This is my X
:
X = np.array([[ 5., 8., 3., 4., 0., 5., 4., 0., 2., 5., 11.,
3., 19., 2.],
[ 5., 8., 3., 4., 0., 1., 4., 0., 3., 5., 13.,
4., 19., 2.],
[ 5., 8., 3., 4., 0., 4., 4., 0., 3., 5., 12.,
2., 19., 2.],
[ 5., 8., 3., 4., 0., 1., 4., 0., 4., 5., 12.,
4., 19., 2.],
[ 5., 8., 3., 4., 0., 1., 4., 0., 3., 5., 12.,
5., 19., 2.],
[ 5., 8., 3., 4., 0., 2., 4., 0., 3., 5., 13.,
3., 19., 2.],
[ 5., 8., 3., 4., 0., 2., 4., 0., 4., 5., 11.,
4., 19., 2.],
[ 5., 8., 3., 4., 0., 2., 4., 0., 3., 5., 11.,
5., 19., 2.],
[ 5., 8., 3., 4., 0., 1., 4., 0., 3., 5., 12.,
5., 19., 2.],
[ 5., 8., 3., 4., 0., 1., 4., 0., 3., 5., 12.,
5., 19., 2.]])
and this is my response y
y = np.array([ 70.14963195, 70.20937046, 70.20890363, 70.14310389,
70.18076206, 70.13179977, 70.13536797, 70.10700998,
70.09194074, 70.09958111])
Ridge Regression
# alpha = 0.1
model = Ridge(alpha = 0.1)
model.fit(X,y)
model.score(X,y) # gives 0.36898424479816627
# alpha = 0.01
model1 = Ridge(alpha = 0.01)
model1.fit(X,y)
model1.score(X,y) # gives 0.3690347045143918 > 0.36898424479816627
# alpha = 0.001
model2 = Ridge(alpha = 0.001)
model2.fit(X,y)
model2.score(X,y) #gives 0.36903522192901728 > 0.3690347045143918
# alpha = 0.0001
model3 = Ridge(alpha = 0.0001)
model3.fit(X,y)
model3.score(X,y) # gives 0.36903522711624259 > 0.36903522192901728
Thus from here it should be clear that alpha = 0.0001
is the best option. Indeed reading the documentation it says that the score is the coefficient of determination. If the coefficient closest to 1 describes the best model. Now let's see what RidgeCV
tells us
RidgeCV regression
modelCV = RidgeCV(alphas = [0.1, 0.01, 0.001,0.0001], store_cv_values = True)
modelCV.fit(X,y)
modelCV.alpha_ #giving 0.1
modelCV.score(X,y) # giving 0.36898424479812919 which is the same score as ridge regression with alpha = 0.1
What is going wrong? Surely we can check manually, as I have done, that all the other alphas are better. So not only it is not choosing the best alpha, but it is choosing the worst!
Can someone explain to me what it's going wrong?

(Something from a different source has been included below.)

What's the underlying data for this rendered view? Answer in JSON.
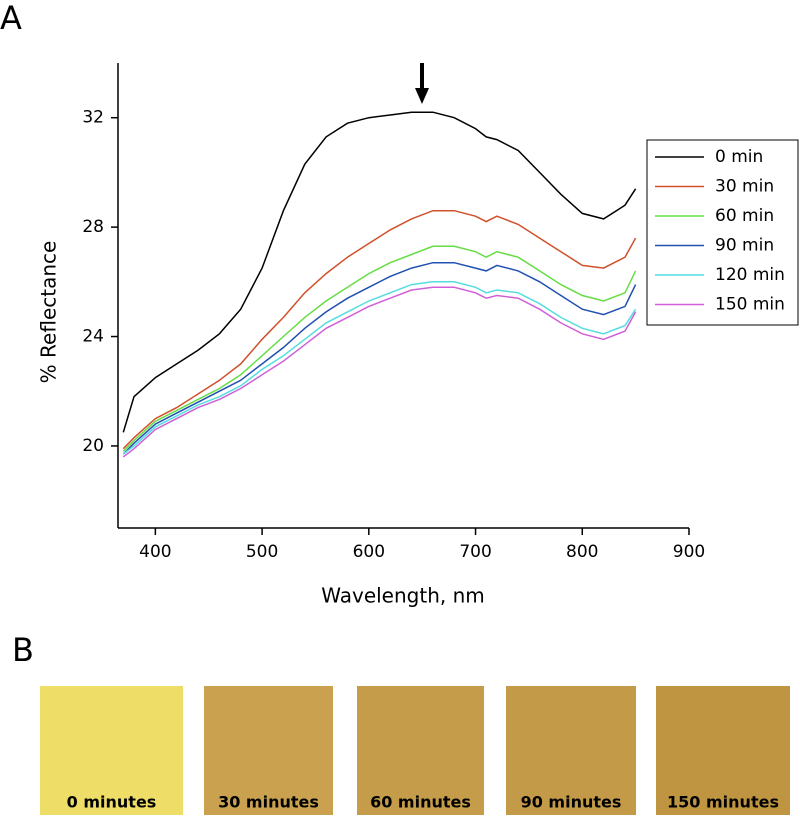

That's perfectly normal behaviour.
Your manual approach is not doing any cross-validation and therefore train- and testdata are the same!
# alpha = 0.1
model = Ridge(alpha = 0.1)
model.fit(X,y) #!!
model.score(X,y) #!!
With some mild assumptions on the classifier (e.g convex-optimization problem) and the solver (guaranteed epsilon-convergence) this means, that you will always get the lowest score for the least regularized model (overfitting!): in your case: alpha = 0.0001
. (Have a look at RidgeRegression's formula)
Using RidgeCV though, cross-validation is by default activated, leave-one-out being selected. The scoring-process used to determine the best parameters is not using the same data for train and test.
You can print out the mean cv_values_
as you are using store_cv_values = True
:
print(np.mean(modelCV.cv_values_, axis=0))
# [ 0.00226582 0.0022879 0.00229021 0.00229044]
# alpha [0.1, 0.01, 0.001,0.0001]
# by default: mean squared errors!
# left / 0.1 best; right / 0.0001 worst
# this is only a demo: not sure how sklearn selects best (mean vs. ?)
This is expected, but not the general rule. As you are now scoring with two different datasets, you are optimizing not to overfit and with high probability some regularization is needed!